08 November 2010

Rabbit or Coney?


There’s a scene in one of the early episodes of Sex and the City where Miranda introduces Charlotte to a new, improved and essential article of feminine well-being. Such appliances have been around for a surprisingly long time, they were mechanised and electrified over a century ago. Previously, there was medical treatment available, though the physician had to do things manually. The new electrical appliances were labour saving, saved medical fees and didn’t need an appointment. Physicians approved the manual method for the treatment for female disorders, collectively labelled as hysteria. Hysteria derives from hystéra, the womb or uterus. Charlotte’s new accessory was named from a resemblance to a coney’s auricles: it was The Rabbit.
Rabbit has taken over completely from coney, which apart from heraldry and in law, remains only in the collective memory in place names. There’s a Coney Island in New York, and several in N Ireland. Why should a perfectly serviceable, unremarkable word have so completely disappeared?
There is a clue, perhaps, in an entry from Pepys’s diary. Pepys, in the course of his social duties, was interrupted by Mrs Pepys. She, he wrote:
“coming up suddenly, did find me imbracing the girl con my hand sub su coats; and endeed I was with my main in her cunny. I was at a wonderful loss upon it and the girl also”
Didn’t stop Pepys from further chasing Ms Willet, though.

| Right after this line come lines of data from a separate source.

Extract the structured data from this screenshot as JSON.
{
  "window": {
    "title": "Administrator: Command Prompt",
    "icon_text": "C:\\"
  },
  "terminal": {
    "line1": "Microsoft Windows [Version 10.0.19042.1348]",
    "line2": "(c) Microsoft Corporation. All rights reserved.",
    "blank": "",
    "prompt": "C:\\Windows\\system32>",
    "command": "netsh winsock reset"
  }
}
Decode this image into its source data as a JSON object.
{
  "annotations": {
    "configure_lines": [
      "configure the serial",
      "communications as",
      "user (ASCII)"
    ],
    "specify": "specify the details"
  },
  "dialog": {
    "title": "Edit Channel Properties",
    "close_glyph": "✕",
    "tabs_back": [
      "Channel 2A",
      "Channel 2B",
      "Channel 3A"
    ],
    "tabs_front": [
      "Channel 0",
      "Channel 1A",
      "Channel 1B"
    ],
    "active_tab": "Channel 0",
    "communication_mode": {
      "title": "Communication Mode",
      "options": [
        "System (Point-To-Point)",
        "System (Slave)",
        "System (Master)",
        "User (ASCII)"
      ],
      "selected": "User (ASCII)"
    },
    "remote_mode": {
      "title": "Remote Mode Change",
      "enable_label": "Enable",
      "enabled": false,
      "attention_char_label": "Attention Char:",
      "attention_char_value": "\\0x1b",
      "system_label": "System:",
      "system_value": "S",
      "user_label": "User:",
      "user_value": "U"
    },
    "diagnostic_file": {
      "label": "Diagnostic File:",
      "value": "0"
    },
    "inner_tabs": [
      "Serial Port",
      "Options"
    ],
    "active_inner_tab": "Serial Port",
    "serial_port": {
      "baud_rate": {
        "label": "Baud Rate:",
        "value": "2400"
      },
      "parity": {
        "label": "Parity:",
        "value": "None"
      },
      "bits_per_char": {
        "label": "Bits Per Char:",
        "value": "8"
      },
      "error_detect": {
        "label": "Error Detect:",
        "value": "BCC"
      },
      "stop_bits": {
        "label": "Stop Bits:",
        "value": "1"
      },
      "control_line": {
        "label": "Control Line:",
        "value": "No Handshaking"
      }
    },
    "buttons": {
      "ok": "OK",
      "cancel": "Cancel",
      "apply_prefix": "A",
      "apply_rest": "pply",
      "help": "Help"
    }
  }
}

Back to the mysterious disappearing coney (or cony). You and I probably pronounce this as ‘cone - ee’. Previously, it was pronounced to rhyme with bunny. Bunny is probably rhyming slang for coney. There were no rabbits in Britain until the Norman invasion, and no Old English word for them. But there were coneys in the Bible, and as Lessons were read aloud on Sundays, the clergy were unhappy with the usual pronunciation of coney because of its association with the other cunny. The Oxford English Dictionary rather coyly indicates that “the desire to avoid certain vulgar associations with the word in the cunny form, may have contributed to the preference for a different pronunciation in reading the Scriptures”. Also, it seems coney was gradually replaced by rabbit, seen or rather heard as altogether more wholesome.
Would Charlotte have been more pleased with a rabbit or a coney?